SUMC orders platelets from SBC two to four times daily. The ages of platelet units delivered to SUMC differ, ranging from three or four days (fresh units) to five days (short-dated units) old. Although SBC deliveries are triggered by demands at SUMC, not every unit delivered is added to SUMC’s available inventory. On rare occasions, platelets are discarded due to cancelled transfusions, being out of refrigeration too long, or to blood center requests to return questionable products (e.g., donors providing post-donation information that affects eligibility).⁴ The major concern for SBC and SUMC, however, is outdated units. As there is little consistency in the age of the platelets SUMC receives, there is a high potential for many of the units to become outdated. Due to this high perishable inventory risk, SBC and SUMC have a cost-sharing contract on the outdated units, which is shown in Table 3-1.

⁴ Since the number of discarded units is negligible, they are not included in the data set provided.

Table 3-1 SBC and SUMC Cost-Sharing Agreement

According to an AABB survey report, U.S. hospitals paid an average of $538.72 for a unit of apheresis platelets. This cost includes procurement costs, operations costs, testing costs, and processing costs. As shown in Table 3-1, SUMC incurs 50% of the costs if it receives the product before the day of expiration (i.e., fresher units) and does not transfuse it. Alternatively, SUMC incurs no costs for outdated units when SBC ships short-dated units. SBC staff believe that this cost-sharing contract reduces the overall system outdate rate, since SUMC receives short-dated units as well as fresh units because of the pricing structure of the cost-sharing contract.

Figure 3-3. SUMC and SBC outdate rate and number of transfusions (Jan.–Apr. 2006).

As he led the MS&E team to the lobby of SBC, William thought again about the platelet supply process.
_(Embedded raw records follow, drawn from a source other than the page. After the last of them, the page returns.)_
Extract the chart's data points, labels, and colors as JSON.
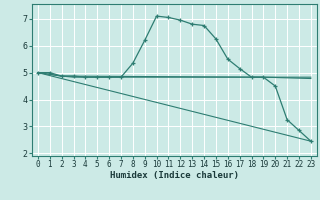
{
  "xlabel": "Humidex (Indice chaleur)",
  "bg_color": "#cceae6",
  "line_color": "#2e7d72",
  "grid_color": "#ffffff",
  "xlim": [
    -0.5,
    23.5
  ],
  "ylim": [
    1.9,
    7.55
  ],
  "yticks": [
    2,
    3,
    4,
    5,
    6,
    7
  ],
  "xticks": [
    0,
    1,
    2,
    3,
    4,
    5,
    6,
    7,
    8,
    9,
    10,
    11,
    12,
    13,
    14,
    15,
    16,
    17,
    18,
    19,
    20,
    21,
    22,
    23
  ],
  "curve1_x": [
    0,
    1,
    2,
    3,
    4,
    5,
    6,
    7,
    8,
    9,
    10,
    11,
    12,
    13,
    14,
    15,
    16,
    17,
    18,
    19,
    20,
    21,
    22,
    23
  ],
  "curve1_y": [
    5.0,
    5.0,
    4.87,
    4.87,
    4.83,
    4.83,
    4.83,
    4.83,
    5.35,
    6.2,
    7.1,
    7.05,
    6.95,
    6.8,
    6.75,
    6.25,
    5.5,
    5.15,
    4.83,
    4.83,
    4.5,
    3.25,
    2.85,
    2.45
  ],
  "curve2_x": [
    0,
    2,
    3,
    4,
    5,
    6,
    7,
    19,
    23
  ],
  "curve2_y": [
    5.0,
    4.87,
    4.83,
    4.83,
    4.83,
    4.83,
    4.83,
    4.83,
    4.83
  ],
  "curve3_x": [
    0,
    2,
    19,
    23
  ],
  "curve3_y": [
    5.0,
    4.87,
    4.83,
    4.78
  ],
  "curve4_x": [
    0,
    23
  ],
  "curve4_y": [
    5.0,
    2.45
  ]
}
What could be causing the high outdate numbers? Could it be the agreements SBC had set up with the hospitals? Was it the collection process itself? Or were there hidden inefficiencies in SUMC’s transfusion process? William hoped that a solution could be found.
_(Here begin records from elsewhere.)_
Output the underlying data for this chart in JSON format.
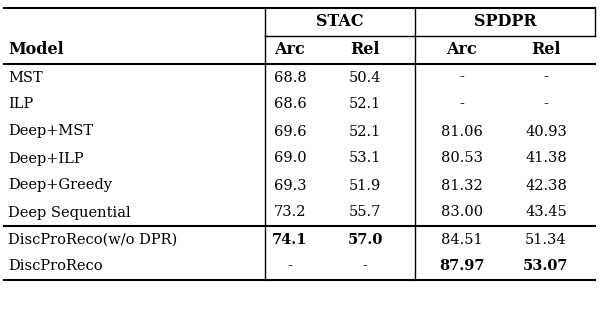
{
  "rows": [
    {
      "model": "MST",
      "stac_arc": "68.8",
      "stac_rel": "50.4",
      "spdpr_arc": "-",
      "spdpr_rel": "-",
      "bold_stac": false,
      "bold_spdpr": false
    },
    {
      "model": "ILP",
      "stac_arc": "68.6",
      "stac_rel": "52.1",
      "spdpr_arc": "-",
      "spdpr_rel": "-",
      "bold_stac": false,
      "bold_spdpr": false
    },
    {
      "model": "Deep+MST",
      "stac_arc": "69.6",
      "stac_rel": "52.1",
      "spdpr_arc": "81.06",
      "spdpr_rel": "40.93",
      "bold_stac": false,
      "bold_spdpr": false
    },
    {
      "model": "Deep+ILP",
      "stac_arc": "69.0",
      "stac_rel": "53.1",
      "spdpr_arc": "80.53",
      "spdpr_rel": "41.38",
      "bold_stac": false,
      "bold_spdpr": false
    },
    {
      "model": "Deep+Greedy",
      "stac_arc": "69.3",
      "stac_rel": "51.9",
      "spdpr_arc": "81.32",
      "spdpr_rel": "42.38",
      "bold_stac": false,
      "bold_spdpr": false
    },
    {
      "model": "Deep Sequential",
      "stac_arc": "73.2",
      "stac_rel": "55.7",
      "spdpr_arc": "83.00",
      "spdpr_rel": "43.45",
      "bold_stac": false,
      "bold_spdpr": false
    },
    {
      "model": "DiscProReco(w/o DPR)",
      "stac_arc": "74.1",
      "stac_rel": "57.0",
      "spdpr_arc": "84.51",
      "spdpr_rel": "51.34",
      "bold_stac": true,
      "bold_spdpr": false
    },
    {
      "model": "DiscProReco",
      "stac_arc": "-",
      "stac_rel": "-",
      "spdpr_arc": "87.97",
      "spdpr_rel": "53.07",
      "bold_stac": false,
      "bold_spdpr": true
    }
  ],
  "stac_label": "STAC",
  "spdpr_label": "SPDPR",
  "col_headers": [
    "Model",
    "Arc",
    "Rel",
    "Arc",
    "Rel"
  ],
  "thick_line_after_row": 5,
  "bg_color": "#ffffff",
  "font_size": 10.5,
  "header_font_size": 11.5
}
1. Based on the data provided, are there any potential imbalances between the existing demand and supply patterns?

2. Identify the characteristics of outdated items at SBC/SUMC. Is there any connection between these characteristics and any of the three processes discussed (i.e., collection, rotation, and issuing)?

3. To decrease the outdate rate of platelet units, what recommendations should be made to improve the platelet supply chain between SBC and SUMC? Is there any incentive for either party to follow these recommendations?

4. Identify at least one problem in each processing area (collection, rotation, and issuing), and provide a solution for each of them.